Rejections are fairly rare. Thrasher recalls just one proposal gone bad in Restaurant Eve’s nearly 12 years: “There was a discussion, tears were shed by both people, and they asked for the check. And the ring never made it to the finger.” Similarly, Kebaier remembers only one failed proposal in his 17 years at Marcel’s. The couple actually laughed it off—and they’ve since gotten married and still return to the restaurant together.
Other times, a diner might write in an OpenTable note that they are planning to propose, but then nothing happens.
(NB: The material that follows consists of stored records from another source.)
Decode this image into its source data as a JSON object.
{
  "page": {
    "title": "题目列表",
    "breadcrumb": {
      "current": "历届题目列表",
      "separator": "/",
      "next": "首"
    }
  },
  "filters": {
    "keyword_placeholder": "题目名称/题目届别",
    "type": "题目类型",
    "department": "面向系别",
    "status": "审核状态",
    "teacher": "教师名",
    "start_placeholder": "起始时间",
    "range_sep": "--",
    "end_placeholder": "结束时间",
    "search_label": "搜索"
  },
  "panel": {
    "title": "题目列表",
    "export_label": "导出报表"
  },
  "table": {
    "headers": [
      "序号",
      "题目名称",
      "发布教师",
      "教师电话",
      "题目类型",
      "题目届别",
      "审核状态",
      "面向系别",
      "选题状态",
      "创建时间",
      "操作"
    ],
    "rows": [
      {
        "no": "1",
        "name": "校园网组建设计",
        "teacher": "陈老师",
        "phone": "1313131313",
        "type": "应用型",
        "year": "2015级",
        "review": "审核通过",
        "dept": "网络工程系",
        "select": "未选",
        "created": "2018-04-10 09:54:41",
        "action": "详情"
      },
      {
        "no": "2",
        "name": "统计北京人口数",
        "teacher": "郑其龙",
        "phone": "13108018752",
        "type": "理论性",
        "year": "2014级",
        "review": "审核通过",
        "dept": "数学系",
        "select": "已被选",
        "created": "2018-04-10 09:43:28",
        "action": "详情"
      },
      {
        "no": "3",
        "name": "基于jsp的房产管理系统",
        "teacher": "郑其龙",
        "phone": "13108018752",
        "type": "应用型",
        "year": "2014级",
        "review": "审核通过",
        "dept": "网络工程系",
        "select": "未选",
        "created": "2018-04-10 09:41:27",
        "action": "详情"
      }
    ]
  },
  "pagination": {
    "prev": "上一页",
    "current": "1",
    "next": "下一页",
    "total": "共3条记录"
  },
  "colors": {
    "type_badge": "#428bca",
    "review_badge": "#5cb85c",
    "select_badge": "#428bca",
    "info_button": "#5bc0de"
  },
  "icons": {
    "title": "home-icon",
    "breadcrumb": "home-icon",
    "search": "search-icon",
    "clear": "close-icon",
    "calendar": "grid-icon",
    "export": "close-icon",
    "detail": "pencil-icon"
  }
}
Dysart remembers waiting for a guy to pop the question one time at 2941—and then he ordered a cheese plate. “I was like, ‘Nope, not happening,’” Dysart says. “That’s a bad sign. That’s not romantic.”
Kassoff Gray finds there’s a certain type of person who proposes in a fine dining restaurant. They’re often hopeless romantics and sometimes “a little bit on the cheesy side—we can’t get away from that.”
But as much as Kassoff Gray sometimes wants to roll her eyes at some of the cliches, she and her staff can’t help get sucked into the love too. “It makes everybody have a great night at work, and what’s wrong with that?” she says.
Plus, those people often come back year after year for anniversaries—and other occasions.
“The babies coming back are the best,” Kassoff Gray says.